I moniti della Chiesa sui valori irrinunciabili della vita e della famiglia possono aver inciso sulla scelta elettorale?
La gerarchia ecclesiastica segnala puntualmente ai cattolici, e a tutti coloro che vogliano prestarle ascolto, le priorità cui guardare per formare il proprio giudizio: la vita, la famiglia e l’educazione. Nella prospettiva d’impedire che le lobbies demoralizzanti possano acquisire lo status di enti statali.
Ritiene possibili derive «zapateriste» nel nostro Paese?
Se mi permette un’autocitazione ricordo che, negli anni 1970 e 1980, ho qualificato la resistenza del corpo sociale italiano all’aggressione socialcomunista come «lezione italiana». Ebbene, il recente esito elettorale — un esito straordinario — dice almeno che tale «lezione», per quanto spossata, non è esaurita. Certo, non è in grado di contrastare vittoriosamente l’aggressione della rivoluzione culturale. Ma il governo dell’Unione, un partito radicale di massa, esiguamente vincente non è tale, o almeno tale non sembra, da potersi permettere un esercizio «imprudente» del potere che per altre vie possiede.
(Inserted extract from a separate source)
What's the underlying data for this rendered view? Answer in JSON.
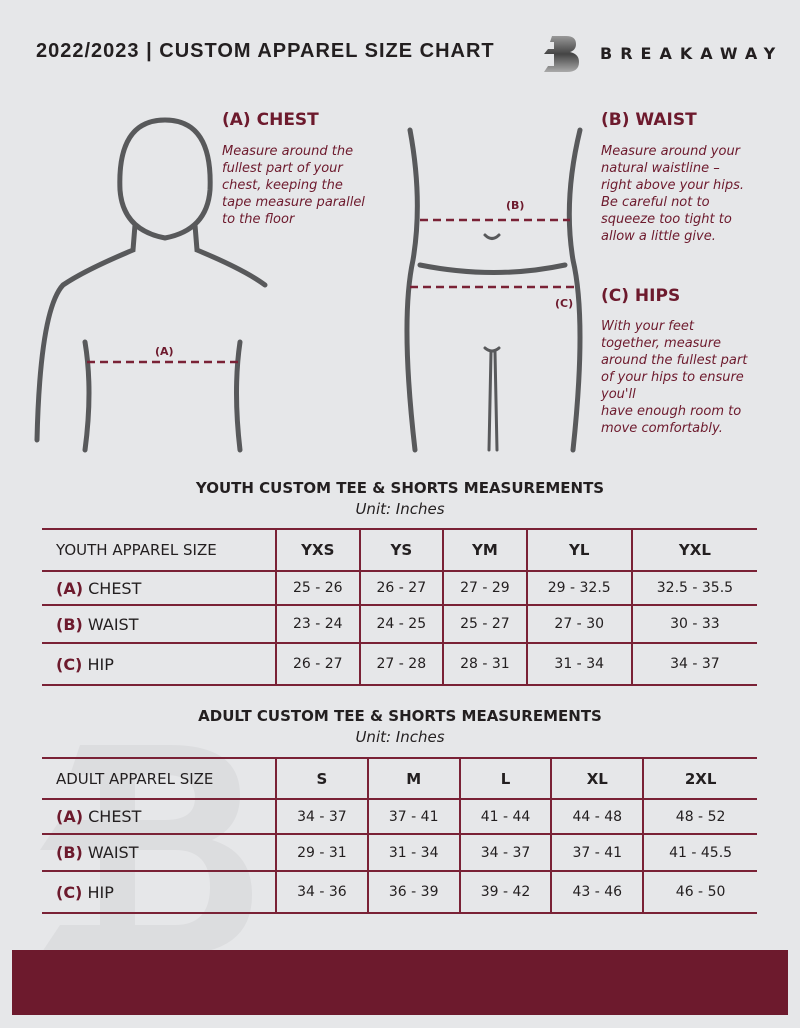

Quale linee di azione suggerisce il voto del 9 e 10 aprile per quanti hanno dimostrato di voler continuare a difendere i valori fondanti della nostra società?
Se è lecito trarre conclusioni dalle osservazioni proposte, credo possano essere le seguenti. Se la «lezione italiana» è in via di esaurimento, s’impone una riproposizione delle condizioni di cui gli esiti politici sono semplici ricadute; s’impone un’azione pre-politica, che non esclude quella politica, ma costituisce la premessa del suo rinnovamento e della sua qualità. Il corpo sociale è vissuto a lungo — tanto insperatamente quanto inconsapevolmente — di eredità, di «tradizione».
Ma la «tradizione» è «progresso trasmesso», è «trasmissione del progresso». Progredire vuol dire passare dall’ignoranza alla conoscenza, per poi servirsi in modo morale di tale conoscenza. Come ricorda il cardinale Ruini, presidente della CEI, citando Tertulliano, «cristiani si diventa, non si nasce».
Allo stesso modo, la civiltà necessita di essere trasmessa: «uomini civili si diventa, non si nasce». Quindi s’impone un’opera di apostolato culturale che non mira alla politica di partito, ma senza la cui esistenza la politica di partito si esaurisce, perde le proprie motivazioni più profonde. Il quadro che offre il corpo sociale italiano attraverso l’esito elettorale è quello di una realtà in bilico, che abbisogna di venire riequilibrata.
Si tratta di un’immagine che può descrivere correttamente il da farsi, prima che lo squilibrio porti a precipitare in una situazione che non qualifico come definitiva — la storia continua e nessuno sa quando finisce —, ma certamente come ancora più difficile di quella che abbiamo di fronte.